Spotlight On: Mechanical Engineering

Mechanical engineering is the science of designing and manufacturing mechanical systems or devices. It is one of the oldest and most widespread engineering specialties and is often the profession one has in mind when thinking of a typical engineer. Mechanical engineering is also by far the most diverse of the engineering specialties, and “mechies” can be found working in fields as wide-ranging as aerospace, automotive, naval, rail, power, infrastructure, robotics, manufacturing, consumer products, and much more. It is truly a profession that keeps our society moving.

Mechanical engineers need to master a wide variety of engineering sciences, structures, materials, vibrations, machine design, control systems, electrical engineering, and more. They also need to be well versed in business practices, cost analysis, and risk assessment, as design and production of just about anything is closely tied to these. Mechanical engineers have been the driving force behind development of high-end software tools, such as finite element analysis (FEA) for structural work.

Education for mechanical engineers starts out similar to education for the other engineering disciplines. In the United States, all engineers typically have to attend a four-year ABET-accredited school for their entry level degree, a Bachelor of Science. While there, all students go through a somewhat similar program in their first two years, regardless of future specialization. Classes taken include extensive math, physics, and some chemistry courses, followed by statics, dynamics, mechanics, thermodynamics, fluid dynamics, and material science. In their final two years, engineers specialize by taking courses relevant to their chosen field. For mechanical engineering, this includes classes on structures, controls, vibration analysis, thermodynamics, and machine design, among others.

Upon graduation, mechanical engineers can immediately enter the workforce or go on to graduate school. Although not required, some engineers choose to pursue a Professional Engineer (P.E.) license. The process first involves passing a Fundamentals of Engineering (F.E.) exam, followed by several years of work experience under a registered P.E. and finally sitting for the P.E. exam itself. Mechanical engineering is also an excellent undergraduate degree for entry into law, medicine, or business school. Just some of the careers you can pursue with an engineering bachelor’s followed by a JD, MD, or an MBA include patent attorney, biomedical engineer, and manager or CEO of an engineering firm. If you can handle the education requirements, the mechanical engineering undergraduate degree may truly be one of the most useful ones in existence.

Mechanical engineers can generally expect starting salaries (with a bachelor’s degree) in the $58,000/year range, which is in the middle of the pack among engineering specialties, behind computer, petroleum, and chemical engineering. This, of course, depends highly on market demand and location. A master’s degree is highly desirable and required for many management spots. The median salary in 2010 was $78,160, with the top 25% making $94,400. The job outlook for mechanical engineers is excellent, as the profession is so diversified that there is always a strong demand in some of the sectors, even if others are in a downturn.

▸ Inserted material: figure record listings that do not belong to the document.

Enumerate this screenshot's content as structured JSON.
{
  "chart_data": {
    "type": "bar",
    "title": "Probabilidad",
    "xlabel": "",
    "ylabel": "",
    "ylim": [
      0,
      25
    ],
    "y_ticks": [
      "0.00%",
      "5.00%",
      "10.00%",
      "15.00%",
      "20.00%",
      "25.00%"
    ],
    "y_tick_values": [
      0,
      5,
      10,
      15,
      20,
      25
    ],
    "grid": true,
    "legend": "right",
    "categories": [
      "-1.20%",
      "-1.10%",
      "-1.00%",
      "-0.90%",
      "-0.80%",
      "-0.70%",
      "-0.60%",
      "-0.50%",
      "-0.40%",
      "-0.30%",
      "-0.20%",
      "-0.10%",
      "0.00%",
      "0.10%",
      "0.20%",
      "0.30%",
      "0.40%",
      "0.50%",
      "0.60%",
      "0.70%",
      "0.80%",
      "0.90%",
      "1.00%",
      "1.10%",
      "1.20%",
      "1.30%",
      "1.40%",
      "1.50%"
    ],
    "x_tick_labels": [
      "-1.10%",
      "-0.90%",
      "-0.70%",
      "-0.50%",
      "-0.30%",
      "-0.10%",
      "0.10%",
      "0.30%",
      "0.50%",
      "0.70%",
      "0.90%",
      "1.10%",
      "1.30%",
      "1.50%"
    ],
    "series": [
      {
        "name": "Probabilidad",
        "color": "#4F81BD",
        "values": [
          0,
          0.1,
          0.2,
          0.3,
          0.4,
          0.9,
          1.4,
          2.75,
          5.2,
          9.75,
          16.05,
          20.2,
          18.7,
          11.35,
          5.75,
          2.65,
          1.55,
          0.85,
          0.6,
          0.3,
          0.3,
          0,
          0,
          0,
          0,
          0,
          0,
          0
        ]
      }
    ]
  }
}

So, how do mechanical engineers use AutoCAD and what can you expect? Industrywide, AutoCAD enjoys significant amount of use, even as its share shrinks as companies switch to low-cost 3D solutions such as SolidWorks and Inventor.

In truly high-end design (aerospace, automotive, and naval, for example), the dominant software applications continue to be CATIA, NX, and Pro/Engineer; and AutoCAD does not compete with these. However, this still leaves many applications where AutoCAD is appropriate, such as small part design, schematics, and overall layout of systems. Many companies also do not manufacture but rather assemble modular pieces into new products; here, too, AutoCAD is the appropriate low-cost solution. Let us take a look at a few examples.

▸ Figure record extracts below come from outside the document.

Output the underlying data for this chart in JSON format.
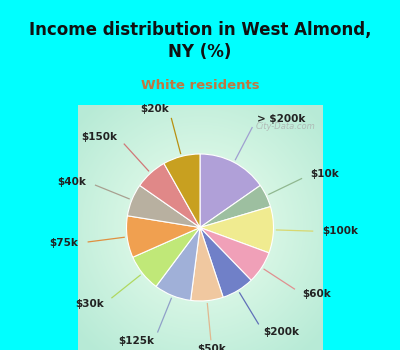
{
  "title": "Income distribution in West Almond,\nNY (%)",
  "subtitle": "White residents",
  "title_color": "#111111",
  "subtitle_color": "#c07840",
  "bg_cyan": "#00ffff",
  "labels": [
    "> $200k",
    "$10k",
    "$100k",
    "$60k",
    "$200k",
    "$50k",
    "$125k",
    "$30k",
    "$75k",
    "$40k",
    "$150k",
    "$20k"
  ],
  "values": [
    15,
    5,
    10,
    7,
    7,
    7,
    8,
    8,
    9,
    7,
    7,
    8
  ],
  "colors": [
    "#b0a0d8",
    "#9dbfa0",
    "#f0eb90",
    "#f0a0b8",
    "#7080c8",
    "#f0c8a0",
    "#a0b0d8",
    "#c0e878",
    "#f0a050",
    "#b8b0a0",
    "#e08888",
    "#c8a020"
  ],
  "label_colors": [
    "#a0a0d0",
    "#90b890",
    "#d8d870",
    "#e09090",
    "#6070b8",
    "#e0b890",
    "#90a0c8",
    "#b0d860",
    "#e09040",
    "#a8a090",
    "#d07878",
    "#b89010"
  ],
  "watermark": "City-Data.com"
}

The acronym P&ID stands for piping and instrumentation diagrams, a major mechanical engineering field, commonly referred to as process control. Engineers use the principles of fluid flow, material science, and hydrodynamics to design piping and valves that regulate fluid flow. This can be anything from a chemical plant to an electrochlorination system to waste treatment. Usually, systems are assembled out of standard industry parts, so AutoCAD is the appropriate tool to put them together into a design. Figure 3 shows a typical piping valve profile diagram.

Small device assemblies are another example of mechanical design. If the parts are standard and no manufacturing is necessary, only assembly drawings, then AutoCAD can be used to depict the ideas. Figure 4 shows an AutoCAD drawing of an instrument tuning peg assembly.